This article will outline the overall process for assessment and self triaging best practices. In the next sub tutorials, you will see how to specifically self triage Web and Smart Contract reports. Please use the text as a guide to ensure your self triaging and assessment process is complete before validating, invalidating, or reaching out to the whitehat for more information.
Please note the following:
- We provide 'automated filtering', which means you won't get outright spam escalated to you
- We provide as much help as possible in mediating bug reports, pending resource availability
Where Immunefi's work stops
- Immunefi’s platform excludes web reports if only smart contracts are in scope.
- Immunefi does NOT do self triaging for your program.
- Immunefi does NOT determine the validity of a bug report.
- Immunefi does NOT determine if the PoC works.

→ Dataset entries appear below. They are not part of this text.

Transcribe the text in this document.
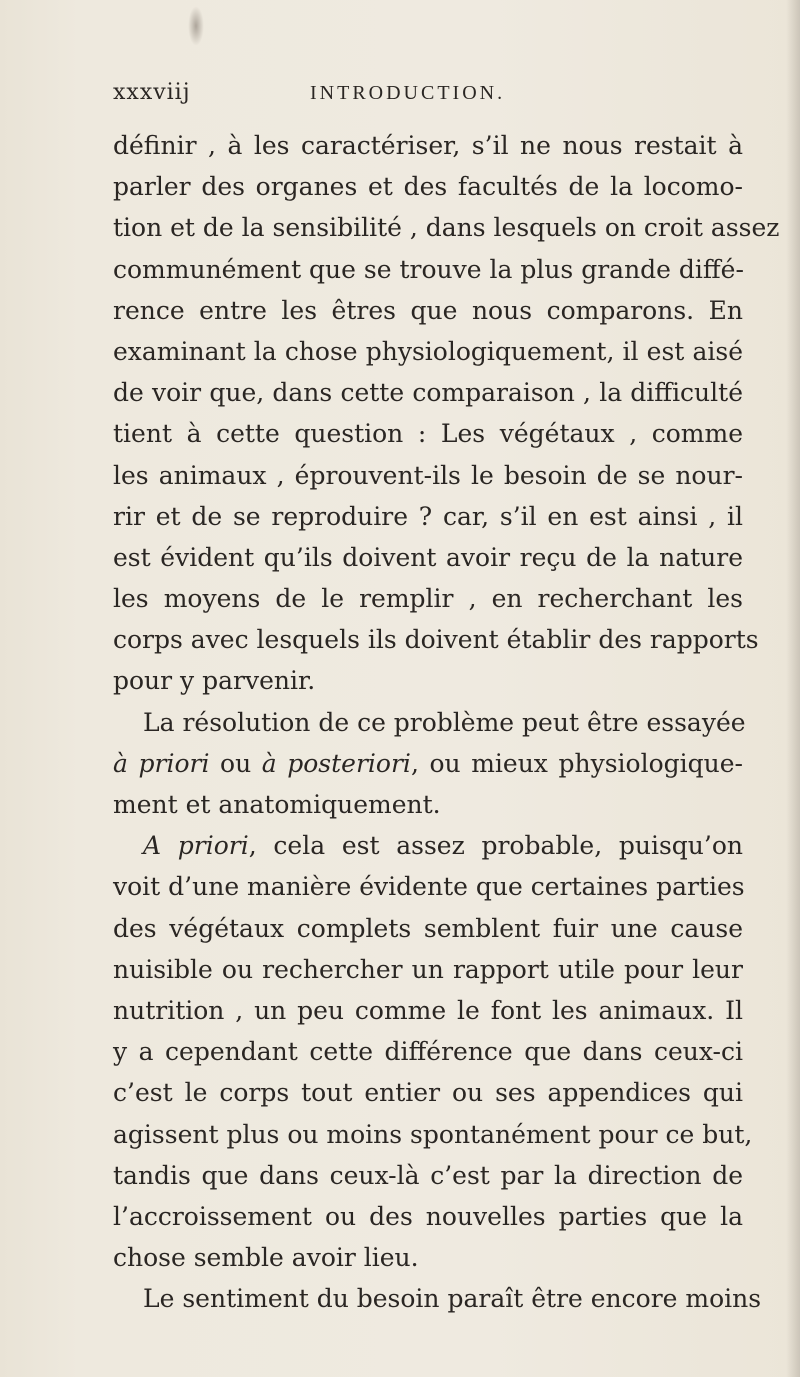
xxxviij	INTRODUCTION.
définir , à les caractériser, s’il ne nous restait à
parler des organes et des facultés de la locomo-
tion et de la sensibilité , dans lesquels on croit assez
communément que se trouve la plus grande diffé-
rence entre les êtres que nous comparons. En
examinant la chose physiologiquement, il est aisé
de voir que, dans cette comparaison , la difficulté
tient à cette question : Les végétaux , comme
les animaux , éprouvent-ils le besoin de se nour-
rir et de se reproduire ? car, s’il en est ainsi , il
est évident qu’ils doivent avoir reçu de la nature
les moyens de le remplir , en recherchant les
corps avec lesquels ils doivent établir des rapports
pour y parvenir.
La résolution de ce problème peut être essayée
à priori ou à posteriori, ou mieux physiologique-
ment et anatomiquement.
A priori, cela est assez probable, puisqu’on
voit d’une manière évidente que certaines parties
des végétaux complets semblent fuir une cause
nuisible ou rechercher un rapport utile pour leur
nutrition , un peu comme le font les animaux. Il
y a cependant cette différence que dans ceux-ci
c’est le corps tout entier ou ses appendices qui
agissent plus ou moins spontanément pour ce but,
tandis que dans ceux-là c’est par la direction de
l’accroissement ou des nouvelles parties que la
chose semble avoir lieu.
Le sentiment du besoin paraît être encore moins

- Immunefi does NOT determine if the suggested fix works.
- Immunefi provides as much help as it can in mediating bug reports, dependent entirely on resource availability.
We will still ask you to double check the reports that are filtered by the automated filtering system so that you are 100% confident that our spam filtering works as you expect. In case of dissatisfaction, please get in touch with email@example.com
- If you decide to fix a bug, you must reward the whitehat, unless it is out of scope. If the bug is out of scope and you fix it, you do not have to reward the whitehat, but we suggest you do so out of goodwill to the whitehat community.
- At any point, if you have questions or doubts you can reach out the whitehat for additional info through the dashboard.
- When closing a submission, always give a thoughtful reasoning to the whitehat.
- If you see a whitehat running a PoC on mainnet, testnet or in web production, please inform Immunefi immediately.
When not to pay for a submission
There are a few scenarios when Immunefi considers it acceptable for a project not to pay for a submission:
- Duplicated reports. You should only payout for the first report of any given issue.
- Known issues. If you can prove and detail that you already knew about an issue.
- Non-security issues. Things that are not security issues but that you fix (i.e. UI button flicking).
- Not fixing the vulnerability. Regardless of severity, if you decide not to fix the vulnerability, you don't have to pay.